As such, Mah Sing forecasts that 75% of its fiscal year 21 profit will come from its current plastics business and primary ownership, with 25% coming from its new rubber glove business.
Earlier during the briefing, Ng noted that spot prices for rubber gloves have risen in recent months, which should also help with the glove business.
It ignored concerns about oversupply as demand for rubber gloves will continue to outpace supply.
In its current state, 95% of Mah Sing’s net profit is derived from its real estate business, with the remainder coming from its manufacturing division, which is still focused on plastics.
Mah Sing Chief Executive Officer Datuk Ho Hon Sang told the briefing that the group’s new glove manufacturing plant in Kapar, Klang, is on track to meet its planned production date of April 2021.
He explained that under Phase 1 of the plan, the group will have 12 new production lines with a maximum capacity of 3.68 billion pieces.
“The first six production lines will be on track to be operational as planned in 2Q21 (second quarter 2021), followed by another six lines expected to be ready by 3Q21,” he said.
Phase 2 of the plan will come when demand exceeds supply for Phase 1. Phase 2 involves the addition of 12 lines, increasing capacity by another 3.68 billion pieces.
Mah Sing announced that it had signed more than 60 letters of intent with potential clients.

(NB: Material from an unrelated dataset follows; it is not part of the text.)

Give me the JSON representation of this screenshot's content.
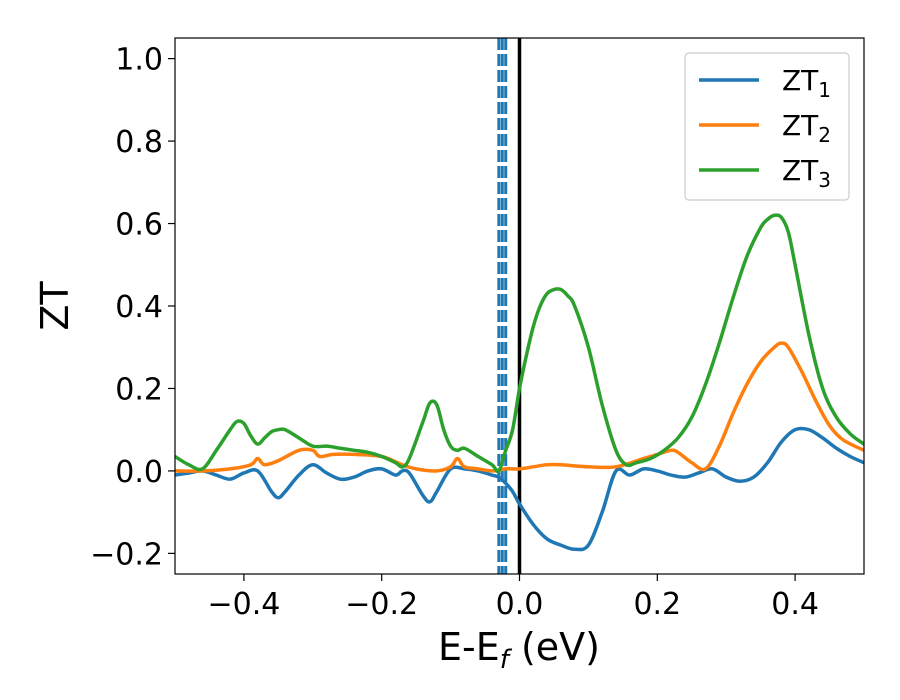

Then Ng explains that he is in the process of conducting due diligence for customers who have expressed interest, and will make contractual decisions when opening the manufacturing plant.
Average selling prices under these contracts would be determined by market forces, Ng added.
Mah Sing’s founder and managing director, Tan Sri Leong Hoy Kum, stressed that the group will continue to focus on ownership.
“The real estate market is recovering. In line with the best economic prospects in 2021, the medium and long term [is also] positive. I anticipate that the real estate market will slowly recover from the middle of next year, even now it is gradually improving, ”Leong said.
The group’s EGM on its diversification proposal will be held next Monday (December 21).
At the close of the market, Mah Sing was up three sen or 3.33% to 93 sen, valuing the group at RM2.26 billion.